Aux termes de ses dernières conclusions déposées devant le tribunal judiciaire, M. [E] a demandé au tribunal de :
-dire et juger la Sci Béthune Annezin irrecevable en ses demandes, 'ns et conclusions en ce qu'elles sont dirigées à l'encontre de M. [E].
-l'en débouter.
-à tout le moins,
-dire et juger la Sci Béthune Annezin mal fondée en ses demandes, fins et conclusions en ce qu'elles sont dirigées à l'encontre de M. [E].
-l'en débouter.
-mettre purement et simplement hors de cause M. [E].
-de la même manière,
-dire et juger la société Patoux irrecevable en tout cas mal fondée en son action récursoire et en garantie à l'encontre de M. [E], en vertu des principes de non-cumul des fautes délictuelles et contractuelles et d'effet relatif des contrats.
-l'en débouter.
-reconventionnellement,
-condamner la Sci Béthune Annezin à payer à M. [E], au titre du solde de ses honoraires, en principal la somme de 5 460 € TTC, dont à ajouter une indemnité de retard de 2.7/ 10000 ème du montant hors taxes de la facture par jour calendaire, conformément à l'article G5.5 .2 du cahier des clauses générales du contrat d'architecte, le tout assorti des intérêts au taux légal au jour du jugement à intervenir jusqu'au parfaitement paiement, et capitalisation par année échue ;
-prononcer l'exécution provisoire du jugement à intervenir sur le paiement des honoraires dus à M. [E] ;
-subsidiairement,
-pour le cas où la Sci Béthune Annezin était déclarée recevable et bien fondée en son action en responsabilité à l'encontre de M. [E],
-dire et juger que la part de responsabilité imputable à 1'architecte, suivant les chefs de réclamations, ne saurait excéder 10% à 20%, soit tout au plus à la charge de l'architecte au profit
de la Sci Béthune Annezin, une somme totale de 9 939,58 € TTC dont à déduire la TVA si
la Sci Béthune Annezin est en mesure de la récupérer et en tant que de besoin, compensation entre les deux créances ;
-dans tous les cas,
-dire et juger que les sociétés Patoux et CRPG, chacune pour ce qui la concerne, seront tenues en application de l'article 1240 du code civil, de garantir et relever indemne M. [E] de toute condamnation en principal, intérêts et frais ;
-les condamner, s'il y a lieu, à produire sous astreinte les conditions générales et les conditions particulières de leur contrat d'assurance à l'époque du chantier.
-reconventionnellement,
-condamner tout succombant au paiement d'une somme de 4 000 € au titre de l'article 700 du code de procédure civile ainsi qu'en tous les frais et dépens, de référé, d'expertise et d'instance, avec distraction au profit de Maître Jean François Pambo, avocat, conformément aux dispositions de l'article 699 du code de procédure civile.

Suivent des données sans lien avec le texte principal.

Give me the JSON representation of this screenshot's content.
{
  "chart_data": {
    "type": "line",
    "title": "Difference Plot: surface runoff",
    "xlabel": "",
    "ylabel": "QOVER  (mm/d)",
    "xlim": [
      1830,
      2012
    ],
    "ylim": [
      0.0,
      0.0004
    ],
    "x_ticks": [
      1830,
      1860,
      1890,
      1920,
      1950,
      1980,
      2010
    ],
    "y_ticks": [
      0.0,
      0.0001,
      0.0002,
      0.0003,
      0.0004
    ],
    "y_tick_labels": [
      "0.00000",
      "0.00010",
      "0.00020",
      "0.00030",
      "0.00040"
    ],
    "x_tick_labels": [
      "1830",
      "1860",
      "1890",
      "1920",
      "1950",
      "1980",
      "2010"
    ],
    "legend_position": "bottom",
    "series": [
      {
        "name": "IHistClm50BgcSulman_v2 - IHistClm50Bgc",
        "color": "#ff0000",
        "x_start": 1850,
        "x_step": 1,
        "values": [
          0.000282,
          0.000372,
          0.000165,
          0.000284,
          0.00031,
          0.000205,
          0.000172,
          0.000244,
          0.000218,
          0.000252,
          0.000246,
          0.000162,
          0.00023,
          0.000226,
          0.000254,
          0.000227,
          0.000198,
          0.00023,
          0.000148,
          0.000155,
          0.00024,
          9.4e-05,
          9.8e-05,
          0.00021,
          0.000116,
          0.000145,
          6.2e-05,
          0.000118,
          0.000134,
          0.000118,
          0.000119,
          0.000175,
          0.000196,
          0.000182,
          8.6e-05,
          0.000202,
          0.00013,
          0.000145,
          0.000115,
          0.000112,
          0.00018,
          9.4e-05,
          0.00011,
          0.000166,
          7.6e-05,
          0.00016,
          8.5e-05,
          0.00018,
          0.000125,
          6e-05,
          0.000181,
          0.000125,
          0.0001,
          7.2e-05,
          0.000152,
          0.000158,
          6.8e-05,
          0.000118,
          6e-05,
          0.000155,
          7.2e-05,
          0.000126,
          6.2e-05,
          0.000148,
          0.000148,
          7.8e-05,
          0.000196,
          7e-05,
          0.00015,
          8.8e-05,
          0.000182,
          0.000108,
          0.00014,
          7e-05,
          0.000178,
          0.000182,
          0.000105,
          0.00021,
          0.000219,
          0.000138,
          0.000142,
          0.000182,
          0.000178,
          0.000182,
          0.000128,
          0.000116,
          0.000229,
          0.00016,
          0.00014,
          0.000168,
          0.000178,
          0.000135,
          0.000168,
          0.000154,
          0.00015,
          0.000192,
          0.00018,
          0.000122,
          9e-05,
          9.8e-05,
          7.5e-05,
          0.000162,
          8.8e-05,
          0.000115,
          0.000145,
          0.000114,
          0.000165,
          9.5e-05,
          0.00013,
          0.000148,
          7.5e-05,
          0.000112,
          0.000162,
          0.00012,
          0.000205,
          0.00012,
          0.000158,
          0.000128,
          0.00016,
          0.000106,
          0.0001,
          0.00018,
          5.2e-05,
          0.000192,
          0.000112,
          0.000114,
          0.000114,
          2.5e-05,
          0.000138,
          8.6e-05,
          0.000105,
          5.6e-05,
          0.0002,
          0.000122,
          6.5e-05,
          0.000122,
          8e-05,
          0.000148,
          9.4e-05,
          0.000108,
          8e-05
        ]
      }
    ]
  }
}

Aux termes de ses dernières conclusions déposées devant le tribunal judiciaire, la société CRPG a demandé au tribunal de :
-débouter la Sci Béthune Annezin de l'intégralité de ses demandes.
-à titre reconventionnel,
-condamner la Sci Béthune Annezin au paiement de la somme de 25 083,11 € au titre du solde des factures.
-condamner la Sci Béthune Annezin au paiement de la somme de 2 000 € au titre des dispositions de l'article 700 du code de procédure civile ainsi qu'aux entiers frais et dépens de la procédure en ce compris les frais d'expertise.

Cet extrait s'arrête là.